もう、随分前に無くなってしまったけれど。
それほど広くないお店の真ん中に、グランドピアノが一台。
ピアノの形にピッタリ沿うように、木のカウンターが作りつけてあった。
日替わりでミュージシャンたちが演奏をしていた。
曲は全て彼らのオリジナルのジャズ曲。ここにしかないものを届けたいとのマスターの拘りだという。
トリオだったり、ピアノだけだったり、聴いたことは無かったけれど、ブルースハープをたくさんあるポケットに入れて演奏するミュージシャンもいたようだ。
私は、ピアノがメインの、あるトリオの日が好きだった。
ピアノにウッドベースとパーカッションの編成だった。
カウンターに座ると、ピアノの音がそのまま体に伝わってきて、ピアノの一部になって、音に包まることができた。
だから、空いていれば必ずカウンター席に座った。
元々は職場の同僚に教えてもらって知り、ほとんどは一人で行った。元気なときよりも、落ち込んだり淋しかったりしたときが多かった。つき合っていた彼氏にも、誰にも教えなかった。
そういう場所だった。
たまたま田舎から出てきていた母と行った以外は、キャッチで声をかけてきたお姉さんを連れて行ったことがある。行くけど来るかと聞いたらついてきた気がする。やはり後悔したんだった。

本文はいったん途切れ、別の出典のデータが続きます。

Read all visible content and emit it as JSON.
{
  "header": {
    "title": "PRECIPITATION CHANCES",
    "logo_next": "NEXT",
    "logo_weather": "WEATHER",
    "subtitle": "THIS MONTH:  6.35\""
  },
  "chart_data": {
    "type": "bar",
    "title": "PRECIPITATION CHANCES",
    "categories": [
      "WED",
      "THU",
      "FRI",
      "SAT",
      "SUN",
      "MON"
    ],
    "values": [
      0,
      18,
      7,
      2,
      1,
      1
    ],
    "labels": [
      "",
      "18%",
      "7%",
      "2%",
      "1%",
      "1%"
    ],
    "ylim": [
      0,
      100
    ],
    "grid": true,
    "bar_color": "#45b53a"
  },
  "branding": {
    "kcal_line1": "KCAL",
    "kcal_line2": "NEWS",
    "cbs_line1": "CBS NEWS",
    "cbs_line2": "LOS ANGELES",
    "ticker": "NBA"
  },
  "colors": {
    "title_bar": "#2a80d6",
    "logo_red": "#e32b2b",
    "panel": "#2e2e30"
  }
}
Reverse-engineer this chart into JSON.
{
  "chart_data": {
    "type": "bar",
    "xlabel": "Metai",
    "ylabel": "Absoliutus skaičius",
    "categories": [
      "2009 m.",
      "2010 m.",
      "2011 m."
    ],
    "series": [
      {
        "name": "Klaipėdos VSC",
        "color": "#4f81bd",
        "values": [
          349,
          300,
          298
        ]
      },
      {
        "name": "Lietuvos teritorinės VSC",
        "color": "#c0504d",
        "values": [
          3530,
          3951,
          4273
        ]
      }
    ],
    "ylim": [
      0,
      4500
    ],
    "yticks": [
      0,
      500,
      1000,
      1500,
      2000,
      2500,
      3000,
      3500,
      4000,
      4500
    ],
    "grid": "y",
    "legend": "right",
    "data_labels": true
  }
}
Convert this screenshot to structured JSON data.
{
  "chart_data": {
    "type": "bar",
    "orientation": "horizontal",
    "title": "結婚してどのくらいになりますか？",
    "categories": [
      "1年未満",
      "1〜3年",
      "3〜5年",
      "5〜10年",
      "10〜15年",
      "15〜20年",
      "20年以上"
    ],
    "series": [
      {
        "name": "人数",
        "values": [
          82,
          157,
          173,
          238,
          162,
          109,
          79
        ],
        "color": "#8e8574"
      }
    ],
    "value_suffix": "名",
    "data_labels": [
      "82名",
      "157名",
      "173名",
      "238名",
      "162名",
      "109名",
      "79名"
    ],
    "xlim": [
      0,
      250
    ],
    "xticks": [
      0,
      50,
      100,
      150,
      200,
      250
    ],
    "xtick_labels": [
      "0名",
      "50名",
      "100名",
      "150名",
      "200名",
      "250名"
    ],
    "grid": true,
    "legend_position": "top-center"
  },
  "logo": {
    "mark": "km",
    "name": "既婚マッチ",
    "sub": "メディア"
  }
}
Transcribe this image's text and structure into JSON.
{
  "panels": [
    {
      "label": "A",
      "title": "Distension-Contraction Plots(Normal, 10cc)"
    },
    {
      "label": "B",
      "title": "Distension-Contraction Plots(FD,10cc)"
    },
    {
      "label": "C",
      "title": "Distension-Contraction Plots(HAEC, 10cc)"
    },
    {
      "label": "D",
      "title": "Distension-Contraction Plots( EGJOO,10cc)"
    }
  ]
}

演奏の無い日やステージの間は、マスターが好きな、ECMレコードというレーベルの曲を店内にかけていた。
ジャズなんて今でもよく分かっていないけれど、今よりもっと何も知らなかった。
マスターにちょっと質問すると、たくさん教えてくれた。
お酒もお料理も美味しかった。
薄暗い店内に満ちる音符にもアルコールが染みていて、様にならない背伸びもそこでなら許してもらえた気がする。
通いつめるほど多く訪れた訳ではないけれど、久しぶりに通りがかって、閉店しているのを見つけて、すごくショックだったんだ。
何故、急に思い出したのか。
最近、手元に小さなシンギングボウルがやって来た。
全然上手く鳴らせないのでそのままにしていたのだけれど、さっき鳴らしてみたら、突然鳴るようになった。
手のひらにボウルを乗せて、長く響くその音を感じていたら、あの店のピアノの振動がふいに体の奥から蘇ってきたのだ。
夢のように遠い昔の記憶。
あの空間を思い出すだけで、体にピアノの音が響いてくる気がする。
響きは今も続いている。
今宵はこのまま、夢の中まで連れて行く。